Anne also goes to great pains to educate us on the specific terminology and phrasing that are used by medical professionals and the criminal justice system in the appendices. She helps us to understand the crucial differences between “Aggravated Sexual Assault” and “Rape” (pp. 195 and 197); the reasons some survivors may appear to “blank out” and turn unresponsive when questioned for specifics about their attack (pg. 166-167, under the heading of “Disassociation”); and the reasons survivors may struggle with guilt/shame/blame for the rest of their lives for something they may not have been able to stop on their own (what some refer to as survivor’s guilt, p. 168). Because of this sense of shame and guilt, it is so incredibly damaging to say or imply that a survivor is in some way culpable or that the abuse really wasn’t rape because (fill in the blank).

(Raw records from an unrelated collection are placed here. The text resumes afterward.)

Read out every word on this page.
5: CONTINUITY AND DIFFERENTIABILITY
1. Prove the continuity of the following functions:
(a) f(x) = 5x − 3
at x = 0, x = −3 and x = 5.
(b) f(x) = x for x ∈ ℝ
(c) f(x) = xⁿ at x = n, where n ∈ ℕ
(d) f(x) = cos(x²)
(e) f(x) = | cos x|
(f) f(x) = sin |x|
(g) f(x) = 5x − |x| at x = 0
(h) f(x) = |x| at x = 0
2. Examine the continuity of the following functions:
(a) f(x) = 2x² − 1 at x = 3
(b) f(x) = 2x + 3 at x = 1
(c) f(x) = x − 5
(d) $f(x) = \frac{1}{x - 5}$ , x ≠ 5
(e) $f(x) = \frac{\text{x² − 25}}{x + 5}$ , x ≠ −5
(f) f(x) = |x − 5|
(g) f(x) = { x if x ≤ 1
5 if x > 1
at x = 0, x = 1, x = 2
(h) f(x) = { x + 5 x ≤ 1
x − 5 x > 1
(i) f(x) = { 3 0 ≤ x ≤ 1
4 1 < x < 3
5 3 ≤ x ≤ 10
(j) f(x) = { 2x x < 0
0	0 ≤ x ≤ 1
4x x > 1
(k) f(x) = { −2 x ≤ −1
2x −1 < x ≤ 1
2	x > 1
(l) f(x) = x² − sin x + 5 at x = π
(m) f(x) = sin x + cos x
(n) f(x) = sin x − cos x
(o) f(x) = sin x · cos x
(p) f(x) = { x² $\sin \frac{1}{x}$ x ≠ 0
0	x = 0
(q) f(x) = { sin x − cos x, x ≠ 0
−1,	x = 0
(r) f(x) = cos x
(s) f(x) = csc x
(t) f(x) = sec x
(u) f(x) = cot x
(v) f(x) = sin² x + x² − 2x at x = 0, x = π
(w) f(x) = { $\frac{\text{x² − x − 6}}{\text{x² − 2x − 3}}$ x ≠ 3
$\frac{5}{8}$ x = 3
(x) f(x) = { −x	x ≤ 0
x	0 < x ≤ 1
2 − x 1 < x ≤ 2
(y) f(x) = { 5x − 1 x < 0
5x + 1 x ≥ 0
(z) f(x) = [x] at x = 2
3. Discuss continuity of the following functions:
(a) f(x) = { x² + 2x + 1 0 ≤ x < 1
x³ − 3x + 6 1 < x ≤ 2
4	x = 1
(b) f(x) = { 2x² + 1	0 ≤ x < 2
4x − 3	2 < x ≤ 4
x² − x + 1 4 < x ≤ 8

Anne is currently working to achieve certification either as a Sexual Assault Nurse Examiner (SANE) or a Psychiatric Mental Health Nurse Practitioner (PMHNP), in a field that is ripe for Christians to make a difference. It is imperative that we know and understand the proper legal and medical terms that are used so that we can converse intelligently with those who are responsible for bringing God’s wrath to bear on evildoers or the medical professionals we may need to interact with as a result of those crimes and sins.

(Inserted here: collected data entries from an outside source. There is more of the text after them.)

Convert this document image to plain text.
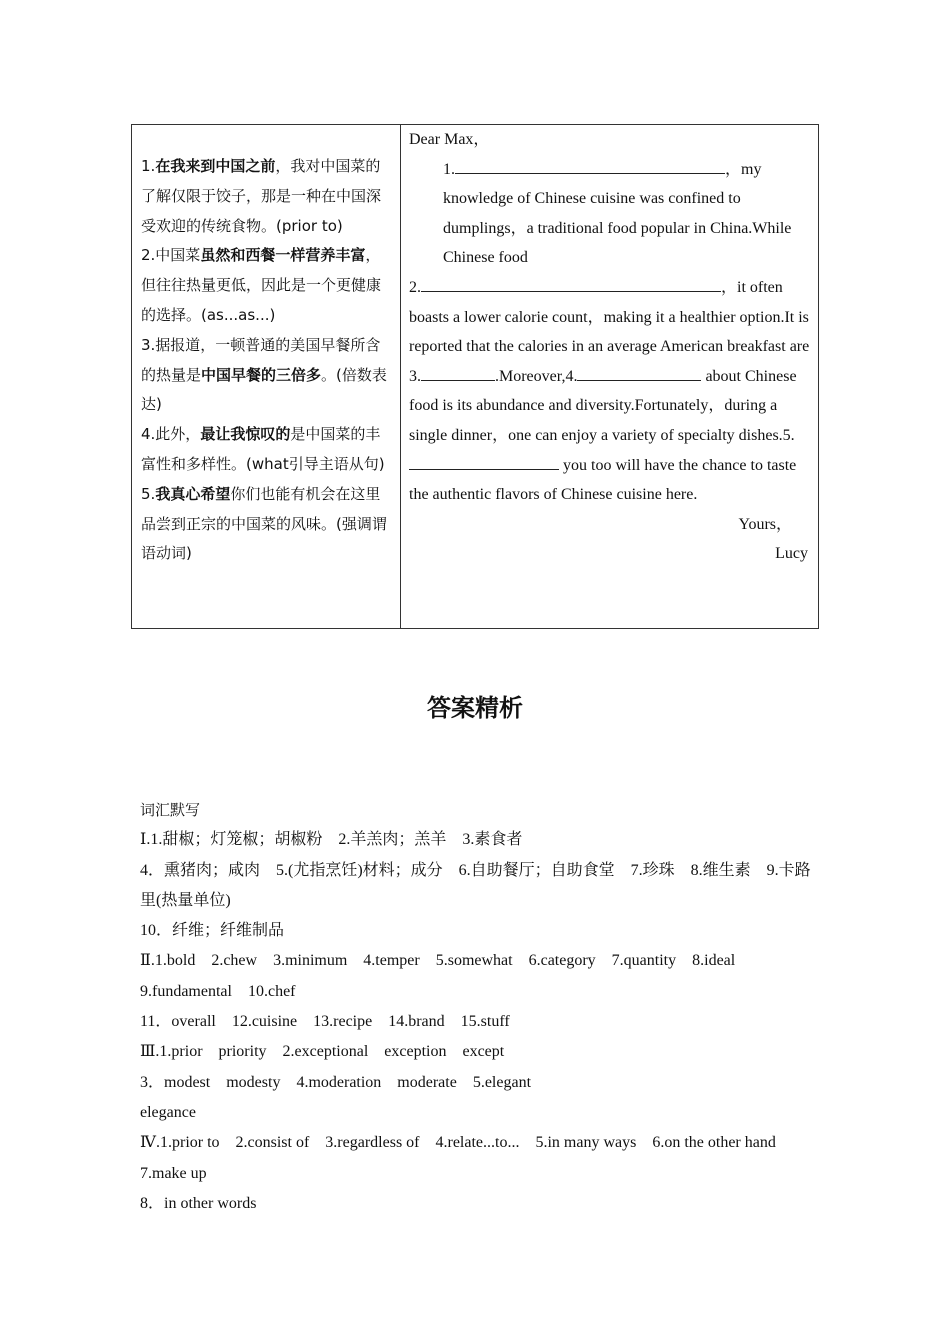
1.在我来到中国之前，我对中国菜的了解仅限于饺子，那是一种在中国深受欢迎的传统食物。(prior to)
2.中国菜虽然和西餐一样营养丰富，但往往热量更低，因此是一个更健康的选择。(as...as...)
3.据报道，一顿普通的美国早餐所含的热量是中国早餐的三倍多。(倍数表达)
4.此外，最让我惊叹的是中国菜的丰富性和多样性。(what引导主语从句)
5.我真心希望你们也能有机会在这里品尝到正宗的中国菜的风味。(强调谓语动词)
Dear Max，
1.	，my knowledge of Chinese cuisine was confined to dumplings，a traditional food popular in China.While Chinese food
2.	，it often boasts a lower calorie count，making it a healthier option.It is reported that the calories in an average American breakfast are
3.	.Moreover,4.	about Chinese food is its abundance and diversity.Fortunately，during a single dinner，one can enjoy a variety of specialty dishes.5. you too will have the chance to taste the authentic flavors of Chinese cuisine here.
Yours，
Lucy
答案精析
词汇默写
Ⅰ.1.甜椒；灯笼椒；胡椒粉　2.羊羔肉；羔羊　3.素食者
4．熏猪肉；咸肉　5.(尤指烹饪)材料；成分　6.自助餐厅；自助食堂　7.珍珠　8.维生素　9.卡路里(热量单位)
10．纤维；纤维制品
Ⅱ.1.bold　2.chew　3.minimum　4.temper　5.somewhat　6.category　7.quantity　8.ideal　9.fundamental　10.chef
11．overall　12.cuisine　13.recipe　14.brand　15.stuff
Ⅲ.1.prior　priority　2.exceptional　exception　except
3．modest　modesty　4.moderation　moderate　5.elegant
elegance
Ⅳ.1.prior to　2.consist of　3.regardless of　4.relate...to...　5.in many ways　6.on the other hand　7.make up
8．in other words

I want to close with one additional note of interest. Anne has not written this book with the expressed intention of making money off of it and has worked with the publisher to set a low price. She has also, like Rachael Denhollander, had to expose herself in this book in intensely personal ways that many of us could never fathom doing. Anne readily admits that she struggles with other spiritual issues, and that her faith in God is somewhat of a work in progress. Her frankness and transparency is commendable, as we so often want to apply quick fixes and throw Bible verses at difficult issues in order to move on to subjects that we may feel more prepared to grapple with. Don’t make the mistake of setting the book aside because of that. Do yourself and the people around you a favor, purchase a copy, read it, and think hard about how you can apply it.
1 See “Southern Baptist Officials Knew of Sexual Abuse Allegations 11 Years Before Leader’s Arrest,” published July 16, 2018; and “Former Southern Baptist Official Indicted On Sexual Charges With Minor,” published Dec. 23, 2018, both accessed 10/02/19.
2 The Holy Bible: English Standard Version (Wheaton, IL: Crossway Bibles, 2016), Ezek. 34:7–10, emphasis added.
Jay Camp holds a MA and a BA in Pastoral Studies from Bob Jones University and Northland Baptist Bible College (later Northland International University). He serves at Fishkill Baptist Church in Fishkill, NY in many different capacities and is married to his wife of fifteen years.